Gromov-Hausdorff distances, Borsuk-Ulam theorems, and Vietoris-Rips complexes

TL;DR

This paper establishes new bounds on Gromov-Hausdorff distances between metric spaces, especially spheres of different dimensions, by linking topological obstructions via Vietoris-Rips complexes and Borsuk-Ulam theorems.

Contribution

It introduces a novel approach connecting Gromov-Hausdorff distances with equivariant topology and Vietoris-Rips complexes, extending bounds on distances between spheres of various dimensions.

Findings

Bounded how discontinuous odd maps between spheres must be.

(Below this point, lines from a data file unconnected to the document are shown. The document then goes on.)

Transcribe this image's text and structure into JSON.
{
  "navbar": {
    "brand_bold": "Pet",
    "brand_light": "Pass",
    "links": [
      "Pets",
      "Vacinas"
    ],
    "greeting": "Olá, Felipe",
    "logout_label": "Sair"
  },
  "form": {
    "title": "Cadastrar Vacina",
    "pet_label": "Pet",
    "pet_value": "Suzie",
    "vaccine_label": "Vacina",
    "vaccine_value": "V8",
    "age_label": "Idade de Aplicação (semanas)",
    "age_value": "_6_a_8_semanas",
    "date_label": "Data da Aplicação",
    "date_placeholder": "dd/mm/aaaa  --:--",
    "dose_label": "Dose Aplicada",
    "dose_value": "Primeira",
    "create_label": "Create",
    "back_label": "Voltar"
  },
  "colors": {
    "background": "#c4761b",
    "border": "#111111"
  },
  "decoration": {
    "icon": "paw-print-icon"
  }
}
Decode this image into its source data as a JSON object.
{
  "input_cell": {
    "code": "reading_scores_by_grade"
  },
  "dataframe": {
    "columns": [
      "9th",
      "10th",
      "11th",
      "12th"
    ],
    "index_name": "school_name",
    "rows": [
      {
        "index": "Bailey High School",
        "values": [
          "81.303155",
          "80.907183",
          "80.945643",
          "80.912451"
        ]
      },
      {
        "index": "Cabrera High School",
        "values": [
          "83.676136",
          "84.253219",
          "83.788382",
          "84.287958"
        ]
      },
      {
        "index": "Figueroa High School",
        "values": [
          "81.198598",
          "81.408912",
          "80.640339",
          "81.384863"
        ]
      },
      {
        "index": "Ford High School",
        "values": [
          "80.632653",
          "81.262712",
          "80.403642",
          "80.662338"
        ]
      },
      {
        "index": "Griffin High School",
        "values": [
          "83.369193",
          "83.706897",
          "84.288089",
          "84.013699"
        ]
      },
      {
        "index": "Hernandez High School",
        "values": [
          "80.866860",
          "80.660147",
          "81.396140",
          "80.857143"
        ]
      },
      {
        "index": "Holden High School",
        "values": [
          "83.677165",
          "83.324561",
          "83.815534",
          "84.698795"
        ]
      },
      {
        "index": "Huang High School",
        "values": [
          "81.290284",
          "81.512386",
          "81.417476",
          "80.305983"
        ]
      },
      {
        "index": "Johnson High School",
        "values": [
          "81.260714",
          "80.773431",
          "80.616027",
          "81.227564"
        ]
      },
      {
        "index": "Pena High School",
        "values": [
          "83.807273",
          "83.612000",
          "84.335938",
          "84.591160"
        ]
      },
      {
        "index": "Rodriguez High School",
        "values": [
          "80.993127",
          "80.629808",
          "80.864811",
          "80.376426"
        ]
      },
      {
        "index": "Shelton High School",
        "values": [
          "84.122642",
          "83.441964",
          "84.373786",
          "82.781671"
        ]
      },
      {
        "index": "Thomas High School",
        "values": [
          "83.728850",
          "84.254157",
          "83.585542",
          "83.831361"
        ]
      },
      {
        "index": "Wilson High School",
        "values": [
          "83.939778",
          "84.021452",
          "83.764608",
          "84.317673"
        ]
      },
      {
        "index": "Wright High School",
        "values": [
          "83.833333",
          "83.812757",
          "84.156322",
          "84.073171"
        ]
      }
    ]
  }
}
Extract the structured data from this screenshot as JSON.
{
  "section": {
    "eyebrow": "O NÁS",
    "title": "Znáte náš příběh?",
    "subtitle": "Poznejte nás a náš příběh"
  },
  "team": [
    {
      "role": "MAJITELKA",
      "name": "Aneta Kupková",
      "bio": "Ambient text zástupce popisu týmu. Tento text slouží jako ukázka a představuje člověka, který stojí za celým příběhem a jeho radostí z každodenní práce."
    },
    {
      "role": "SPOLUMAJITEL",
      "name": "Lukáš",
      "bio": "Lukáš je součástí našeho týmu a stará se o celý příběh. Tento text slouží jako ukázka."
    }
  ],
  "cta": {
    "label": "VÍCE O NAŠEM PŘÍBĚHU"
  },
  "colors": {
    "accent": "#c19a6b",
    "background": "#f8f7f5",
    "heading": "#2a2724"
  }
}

Improved lower bounds on Gromov-Hausdorff distances between spheres of different dimensions.

Provided new upper bounds for Gromov-Hausdorff distances between adjacent spheres.

Abstract

We explore emerging relationships between the Gromov--Hausdorff distance, Borsuk--Ulam theorems, and Vietoris--Rips simplicial complexes. The Gromov--Hausdorff distance between two metric spaces $X$ and~$Y$ can be lower bounded by the distortion of (possibly discontinuous) functions between them. The more these functions must distort the metrics, the larger the Gromov--Hausdorff distance must be. Topology has few tools to obstruct the existence of discontinuous functions. However, an arbitrary function $f\colon X\to Y$ induces a continuous map between their Vietoris--Rips simplicial complexes, where the allowable choices of scale parameters depend on how much the function $f$ distorts distances. We can then use equivariant topology to obstruct the existence of certain continuous maps between Vietoris--Rips complexes. With these ideas we bound how discontinuous an odd map between spheres $S^k\to S^n$ with $k>n$ must be, generalizing a result by Dubins and Schwarz (1981), which is the case $k=n+1$. As an application, we recover or improve upon all of the lower bounds from Lim, M{\'e}moli, and Smith (2022) on the Gromov--Hausdorff distances between spheres of different dimensions. We also provide new upper bounds on the Gromov--Hausdorff distance between spheres of adjacent dimensions.